1. Current price and key breakout
Latest price: Bitcoin broke through $110,000 today (as of June 10 data), reaching a high of $111,000, only about 1.62% away from the historical high of $111,980 in May.
Short-term trend: A rebound of nearly 9% from the low of $101,000 on June 5, with significant increase in daily trading volume, driving a comprehensive recovery in the cryptocurrency market (mainstream coins like ETH and SOL rising by 4%-5% simultaneously).
2. Key price levels for bulls and bears
Support level:
$103,700 (95% holding cost line): A drop below may trigger short-term selling.
$100,000: Key psychological and liquidity support; losing this level could lead to a deeper correction to $97,500 (institutional cost zone).
Resistance level:
$106,265: A resistance level tested multiple times recently, breaking through may accelerate an increase to $108,000~$112,000.
Historical high of $112,000: Breaking through will open up upward space and trigger short-covering (if rising over 10%, may liquidate $15 billion in short positions).
3. Market driving factors
Policy benefits:
SEC regulatory shift: The new chairman supports self-custody and on-chain innovation, denying the predecessor's hardline policies, accelerating the industry's compliance process.
China-U.S. trade easing: Risk appetite is rising, with Bitcoin having both 'digital gold' safe-haven and risk asset properties, attracting capital inflows.
Technical signals:
The 50-day moving average crossing above the 30-day moving average forms a 'golden cross', historically indicating a bull market cycle.
Negative funding rate (-0.02%) and a surge in spot demand create a high-confidence breakout signal.
Institutional dynamics:
Although Bitcoin spot ETF has seen a net outflow in the past seven days, Ethereum ETF has had a net inflow for 15 consecutive days, indicating differentiated institutional allocation.
MicroStrategy's unrealized gains exceed $23 billion, with giants like BlackRock continuing to increase their positions.
4. Potential risk warnings
Short-term selling pressure: Long-term holders (LTH) have recently continued to reduce positions, which may suppress price rebounds.
Impact of macro data: U.S. CPI/PPI data for May will be released this week (June 11-12); if inflation exceeds expectations, it may reinforce the Fed's hawkish stance, delaying rate cut expectations (current probability of a September rate cut is only 25%).
Liquidity gap: A drop below $101,000 may trigger $934 million in long position liquidations, exacerbating the decline.
5. Future trend predictions
Short-term (1-3 days):
If it can stabilize at $106,265, the target is $108,000~$112,000.
If it loses $103,700, it may test the support range of $100,000~$101,000.
Medium-term (June): The market generally expects to break through $120,000 in June, with seasonal patterns (April-October being traditionally strong) resonating with technicals.

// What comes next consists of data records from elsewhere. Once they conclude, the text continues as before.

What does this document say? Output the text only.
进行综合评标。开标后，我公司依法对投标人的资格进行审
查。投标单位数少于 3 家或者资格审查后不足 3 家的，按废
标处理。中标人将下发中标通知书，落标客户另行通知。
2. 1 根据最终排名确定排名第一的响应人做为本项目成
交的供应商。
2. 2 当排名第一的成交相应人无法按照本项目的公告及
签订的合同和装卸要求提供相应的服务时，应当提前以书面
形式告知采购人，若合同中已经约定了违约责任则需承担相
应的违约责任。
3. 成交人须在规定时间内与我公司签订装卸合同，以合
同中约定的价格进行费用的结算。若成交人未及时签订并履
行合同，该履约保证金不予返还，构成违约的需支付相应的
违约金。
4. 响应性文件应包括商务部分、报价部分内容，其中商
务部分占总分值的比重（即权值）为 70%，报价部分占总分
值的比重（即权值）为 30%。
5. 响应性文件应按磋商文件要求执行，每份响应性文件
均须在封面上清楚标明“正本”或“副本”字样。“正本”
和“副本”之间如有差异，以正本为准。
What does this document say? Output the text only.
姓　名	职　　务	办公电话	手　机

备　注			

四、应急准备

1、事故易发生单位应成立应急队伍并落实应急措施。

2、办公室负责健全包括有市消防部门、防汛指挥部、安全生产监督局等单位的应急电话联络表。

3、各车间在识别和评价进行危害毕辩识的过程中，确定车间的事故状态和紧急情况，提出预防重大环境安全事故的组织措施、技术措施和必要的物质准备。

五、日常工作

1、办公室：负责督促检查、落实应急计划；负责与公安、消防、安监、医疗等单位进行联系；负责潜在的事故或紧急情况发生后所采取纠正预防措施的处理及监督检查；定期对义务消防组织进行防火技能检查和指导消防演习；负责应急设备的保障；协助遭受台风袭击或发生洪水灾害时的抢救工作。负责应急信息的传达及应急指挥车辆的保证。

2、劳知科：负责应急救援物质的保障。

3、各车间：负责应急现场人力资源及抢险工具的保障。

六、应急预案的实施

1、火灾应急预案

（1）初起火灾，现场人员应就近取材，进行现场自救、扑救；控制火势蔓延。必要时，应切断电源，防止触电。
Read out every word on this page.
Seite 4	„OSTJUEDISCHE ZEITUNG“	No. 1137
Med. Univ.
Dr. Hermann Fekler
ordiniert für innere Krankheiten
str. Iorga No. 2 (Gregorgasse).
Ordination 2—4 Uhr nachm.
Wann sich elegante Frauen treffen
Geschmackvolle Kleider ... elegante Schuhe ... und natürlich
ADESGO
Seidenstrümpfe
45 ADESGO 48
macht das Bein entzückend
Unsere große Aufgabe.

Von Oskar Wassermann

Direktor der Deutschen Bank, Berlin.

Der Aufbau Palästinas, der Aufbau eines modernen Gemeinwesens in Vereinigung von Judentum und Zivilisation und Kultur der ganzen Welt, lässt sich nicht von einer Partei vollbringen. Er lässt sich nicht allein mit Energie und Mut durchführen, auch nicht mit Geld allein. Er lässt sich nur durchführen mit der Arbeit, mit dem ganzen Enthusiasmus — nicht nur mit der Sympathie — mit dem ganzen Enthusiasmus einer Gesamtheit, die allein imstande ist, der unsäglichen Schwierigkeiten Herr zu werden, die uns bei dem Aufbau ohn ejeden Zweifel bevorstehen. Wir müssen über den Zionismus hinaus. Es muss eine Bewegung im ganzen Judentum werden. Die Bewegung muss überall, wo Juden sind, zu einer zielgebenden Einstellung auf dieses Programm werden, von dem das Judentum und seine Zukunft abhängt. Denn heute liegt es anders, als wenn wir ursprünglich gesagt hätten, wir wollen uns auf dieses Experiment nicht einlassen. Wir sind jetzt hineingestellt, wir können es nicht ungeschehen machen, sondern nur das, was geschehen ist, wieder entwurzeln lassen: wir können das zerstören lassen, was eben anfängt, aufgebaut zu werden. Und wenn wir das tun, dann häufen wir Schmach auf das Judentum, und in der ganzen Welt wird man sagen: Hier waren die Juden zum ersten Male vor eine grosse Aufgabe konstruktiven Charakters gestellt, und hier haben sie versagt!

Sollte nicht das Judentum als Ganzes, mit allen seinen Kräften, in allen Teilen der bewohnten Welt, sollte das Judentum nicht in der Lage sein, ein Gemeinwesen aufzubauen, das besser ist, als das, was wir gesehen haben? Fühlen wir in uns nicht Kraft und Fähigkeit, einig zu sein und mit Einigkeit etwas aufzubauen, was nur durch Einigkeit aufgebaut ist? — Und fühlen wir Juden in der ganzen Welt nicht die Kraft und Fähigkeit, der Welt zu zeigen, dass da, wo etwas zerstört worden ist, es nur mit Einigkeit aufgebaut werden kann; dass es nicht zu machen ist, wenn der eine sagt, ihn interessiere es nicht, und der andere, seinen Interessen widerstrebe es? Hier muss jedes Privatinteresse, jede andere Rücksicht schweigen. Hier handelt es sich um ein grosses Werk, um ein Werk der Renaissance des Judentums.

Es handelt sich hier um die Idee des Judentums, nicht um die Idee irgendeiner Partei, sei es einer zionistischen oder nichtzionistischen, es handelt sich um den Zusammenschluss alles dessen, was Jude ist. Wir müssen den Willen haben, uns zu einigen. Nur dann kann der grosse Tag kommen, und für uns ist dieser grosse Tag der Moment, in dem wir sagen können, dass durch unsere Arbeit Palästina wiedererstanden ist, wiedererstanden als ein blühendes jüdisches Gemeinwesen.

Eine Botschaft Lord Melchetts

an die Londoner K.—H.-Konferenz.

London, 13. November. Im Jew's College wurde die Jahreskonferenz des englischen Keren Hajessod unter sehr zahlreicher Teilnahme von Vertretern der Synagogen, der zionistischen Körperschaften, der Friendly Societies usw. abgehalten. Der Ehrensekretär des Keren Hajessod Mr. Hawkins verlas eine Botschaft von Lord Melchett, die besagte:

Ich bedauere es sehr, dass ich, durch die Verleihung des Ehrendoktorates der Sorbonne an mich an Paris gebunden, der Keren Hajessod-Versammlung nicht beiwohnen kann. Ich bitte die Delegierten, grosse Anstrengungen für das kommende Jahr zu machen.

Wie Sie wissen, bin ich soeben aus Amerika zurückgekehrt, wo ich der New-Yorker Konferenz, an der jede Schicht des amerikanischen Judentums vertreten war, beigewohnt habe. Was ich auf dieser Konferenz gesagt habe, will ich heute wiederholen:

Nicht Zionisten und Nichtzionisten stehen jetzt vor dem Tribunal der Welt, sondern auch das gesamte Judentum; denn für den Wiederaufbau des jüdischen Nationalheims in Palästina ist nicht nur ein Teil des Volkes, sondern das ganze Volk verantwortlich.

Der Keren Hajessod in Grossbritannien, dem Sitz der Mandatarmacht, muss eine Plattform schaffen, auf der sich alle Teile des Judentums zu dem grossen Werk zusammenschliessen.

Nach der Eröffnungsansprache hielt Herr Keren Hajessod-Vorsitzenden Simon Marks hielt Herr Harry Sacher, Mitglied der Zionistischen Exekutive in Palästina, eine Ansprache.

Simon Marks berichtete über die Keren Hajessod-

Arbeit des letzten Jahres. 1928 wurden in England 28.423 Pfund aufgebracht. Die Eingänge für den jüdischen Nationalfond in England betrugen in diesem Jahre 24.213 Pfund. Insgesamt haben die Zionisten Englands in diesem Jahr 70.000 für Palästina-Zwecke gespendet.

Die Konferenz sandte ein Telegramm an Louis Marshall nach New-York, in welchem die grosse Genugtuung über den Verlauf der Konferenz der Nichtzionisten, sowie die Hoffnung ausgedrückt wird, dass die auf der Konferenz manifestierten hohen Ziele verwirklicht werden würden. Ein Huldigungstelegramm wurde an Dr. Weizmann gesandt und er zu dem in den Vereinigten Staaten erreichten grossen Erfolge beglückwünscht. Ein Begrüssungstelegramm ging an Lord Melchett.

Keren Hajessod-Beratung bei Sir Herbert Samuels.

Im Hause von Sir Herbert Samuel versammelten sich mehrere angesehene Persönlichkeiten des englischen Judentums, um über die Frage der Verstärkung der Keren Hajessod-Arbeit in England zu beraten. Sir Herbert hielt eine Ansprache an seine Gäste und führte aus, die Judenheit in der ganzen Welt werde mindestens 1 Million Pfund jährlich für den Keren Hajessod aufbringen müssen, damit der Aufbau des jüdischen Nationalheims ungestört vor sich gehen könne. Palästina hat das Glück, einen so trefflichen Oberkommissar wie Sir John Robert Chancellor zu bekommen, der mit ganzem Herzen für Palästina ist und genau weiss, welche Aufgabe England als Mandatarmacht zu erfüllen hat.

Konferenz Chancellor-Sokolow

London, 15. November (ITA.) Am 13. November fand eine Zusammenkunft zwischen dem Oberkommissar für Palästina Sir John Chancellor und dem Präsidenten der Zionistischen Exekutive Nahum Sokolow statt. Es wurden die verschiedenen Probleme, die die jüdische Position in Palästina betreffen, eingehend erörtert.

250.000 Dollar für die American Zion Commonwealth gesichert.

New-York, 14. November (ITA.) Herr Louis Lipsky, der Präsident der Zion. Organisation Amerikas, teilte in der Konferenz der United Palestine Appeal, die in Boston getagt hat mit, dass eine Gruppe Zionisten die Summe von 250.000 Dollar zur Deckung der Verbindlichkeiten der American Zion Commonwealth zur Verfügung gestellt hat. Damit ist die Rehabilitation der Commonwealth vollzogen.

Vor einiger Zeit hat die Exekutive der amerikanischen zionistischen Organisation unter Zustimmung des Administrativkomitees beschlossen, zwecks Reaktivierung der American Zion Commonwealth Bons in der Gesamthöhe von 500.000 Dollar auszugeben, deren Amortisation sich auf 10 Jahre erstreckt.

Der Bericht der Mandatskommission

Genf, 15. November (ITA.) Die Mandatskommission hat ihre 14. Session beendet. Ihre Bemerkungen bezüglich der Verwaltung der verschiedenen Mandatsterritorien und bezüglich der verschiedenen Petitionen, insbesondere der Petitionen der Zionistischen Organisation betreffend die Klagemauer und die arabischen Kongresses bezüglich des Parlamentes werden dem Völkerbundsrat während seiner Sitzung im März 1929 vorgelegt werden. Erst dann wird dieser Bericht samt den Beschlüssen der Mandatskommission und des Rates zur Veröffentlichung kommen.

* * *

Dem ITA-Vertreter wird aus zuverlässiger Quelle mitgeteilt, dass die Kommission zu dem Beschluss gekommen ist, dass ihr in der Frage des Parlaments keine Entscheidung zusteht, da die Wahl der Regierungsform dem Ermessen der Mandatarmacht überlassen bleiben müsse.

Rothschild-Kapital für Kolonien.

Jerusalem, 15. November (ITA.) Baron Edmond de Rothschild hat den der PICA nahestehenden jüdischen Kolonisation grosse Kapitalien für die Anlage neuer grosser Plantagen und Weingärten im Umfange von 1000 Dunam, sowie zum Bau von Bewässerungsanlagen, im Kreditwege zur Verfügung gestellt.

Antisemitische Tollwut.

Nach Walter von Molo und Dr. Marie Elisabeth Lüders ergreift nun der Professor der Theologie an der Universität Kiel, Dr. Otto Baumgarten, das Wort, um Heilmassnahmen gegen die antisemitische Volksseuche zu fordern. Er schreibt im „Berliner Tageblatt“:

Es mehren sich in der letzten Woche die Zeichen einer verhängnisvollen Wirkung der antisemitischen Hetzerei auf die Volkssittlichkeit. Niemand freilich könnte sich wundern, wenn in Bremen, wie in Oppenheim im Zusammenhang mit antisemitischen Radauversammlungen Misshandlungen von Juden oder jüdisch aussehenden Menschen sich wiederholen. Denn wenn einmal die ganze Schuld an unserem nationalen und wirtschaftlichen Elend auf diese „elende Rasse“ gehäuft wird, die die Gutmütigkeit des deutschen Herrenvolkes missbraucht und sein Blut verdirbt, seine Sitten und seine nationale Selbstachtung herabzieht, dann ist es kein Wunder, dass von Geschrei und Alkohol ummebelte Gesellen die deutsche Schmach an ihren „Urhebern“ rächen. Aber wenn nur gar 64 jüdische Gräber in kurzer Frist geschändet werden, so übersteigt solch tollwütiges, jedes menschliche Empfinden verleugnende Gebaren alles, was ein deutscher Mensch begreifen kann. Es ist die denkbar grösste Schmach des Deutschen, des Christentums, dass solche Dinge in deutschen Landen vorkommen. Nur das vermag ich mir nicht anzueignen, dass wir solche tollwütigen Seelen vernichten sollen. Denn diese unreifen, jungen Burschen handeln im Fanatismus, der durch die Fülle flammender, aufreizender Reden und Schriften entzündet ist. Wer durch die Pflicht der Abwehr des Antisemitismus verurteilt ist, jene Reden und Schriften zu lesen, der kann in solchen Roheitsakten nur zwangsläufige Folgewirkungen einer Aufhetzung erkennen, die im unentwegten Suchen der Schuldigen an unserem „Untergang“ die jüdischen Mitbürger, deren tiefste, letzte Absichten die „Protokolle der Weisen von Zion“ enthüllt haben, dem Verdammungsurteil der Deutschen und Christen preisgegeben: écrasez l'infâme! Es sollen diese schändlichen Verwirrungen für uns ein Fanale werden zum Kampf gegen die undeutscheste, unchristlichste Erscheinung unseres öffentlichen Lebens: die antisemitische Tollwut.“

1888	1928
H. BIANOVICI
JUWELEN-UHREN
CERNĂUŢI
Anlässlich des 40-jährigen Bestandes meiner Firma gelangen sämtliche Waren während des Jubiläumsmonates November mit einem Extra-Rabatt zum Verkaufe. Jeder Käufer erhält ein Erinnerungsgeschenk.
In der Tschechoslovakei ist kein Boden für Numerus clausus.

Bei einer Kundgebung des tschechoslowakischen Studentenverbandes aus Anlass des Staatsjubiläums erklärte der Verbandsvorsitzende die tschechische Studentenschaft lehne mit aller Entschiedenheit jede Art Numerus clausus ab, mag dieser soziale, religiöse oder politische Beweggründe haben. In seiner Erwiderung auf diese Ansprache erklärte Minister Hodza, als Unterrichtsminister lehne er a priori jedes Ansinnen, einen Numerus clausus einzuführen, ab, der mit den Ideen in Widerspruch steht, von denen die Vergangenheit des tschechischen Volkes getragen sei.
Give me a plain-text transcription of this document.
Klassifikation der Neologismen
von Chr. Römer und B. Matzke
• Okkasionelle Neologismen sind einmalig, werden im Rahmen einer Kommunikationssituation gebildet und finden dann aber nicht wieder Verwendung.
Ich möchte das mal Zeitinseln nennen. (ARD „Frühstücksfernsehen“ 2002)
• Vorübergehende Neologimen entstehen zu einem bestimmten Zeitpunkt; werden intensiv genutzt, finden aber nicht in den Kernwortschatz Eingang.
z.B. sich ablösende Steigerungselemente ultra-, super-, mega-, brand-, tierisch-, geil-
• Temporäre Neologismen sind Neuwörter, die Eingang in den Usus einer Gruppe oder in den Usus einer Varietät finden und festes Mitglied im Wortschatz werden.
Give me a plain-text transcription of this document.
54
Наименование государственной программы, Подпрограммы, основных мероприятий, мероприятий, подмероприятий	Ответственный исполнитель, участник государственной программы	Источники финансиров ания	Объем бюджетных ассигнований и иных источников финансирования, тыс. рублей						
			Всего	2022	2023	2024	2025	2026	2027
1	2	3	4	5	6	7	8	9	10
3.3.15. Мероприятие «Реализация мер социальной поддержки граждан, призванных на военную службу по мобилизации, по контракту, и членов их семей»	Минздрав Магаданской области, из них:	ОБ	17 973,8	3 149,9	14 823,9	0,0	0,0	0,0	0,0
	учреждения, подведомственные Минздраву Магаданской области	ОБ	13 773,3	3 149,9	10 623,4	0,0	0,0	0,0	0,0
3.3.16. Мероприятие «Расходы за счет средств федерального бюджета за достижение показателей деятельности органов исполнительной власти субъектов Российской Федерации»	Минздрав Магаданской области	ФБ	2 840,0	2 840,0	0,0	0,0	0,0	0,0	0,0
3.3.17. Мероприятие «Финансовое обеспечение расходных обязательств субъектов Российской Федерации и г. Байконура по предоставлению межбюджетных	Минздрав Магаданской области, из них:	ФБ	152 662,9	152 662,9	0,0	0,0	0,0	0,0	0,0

Long-term (end of 2025): Deepening institutionalization and policy dividends drive the target to $150,000~$180,000.
Summary
On June 10, Bitcoin broke through $110,000, continuing a strong rebound, but attention should be paid to the effectiveness of the $106,265 resistance level and the strength of the $103,700 support. The policy shift (SEC), differentiated institutional capital (ETF inflow), and technical benefits (golden cross, seasonality) form the basis for upward movement, while short-term selling pressure (LTH reduction) and macro data (CPI/FOMC) may cause volatility. Investors are advised to closely monitor key price breakout signals and manage risks effectively.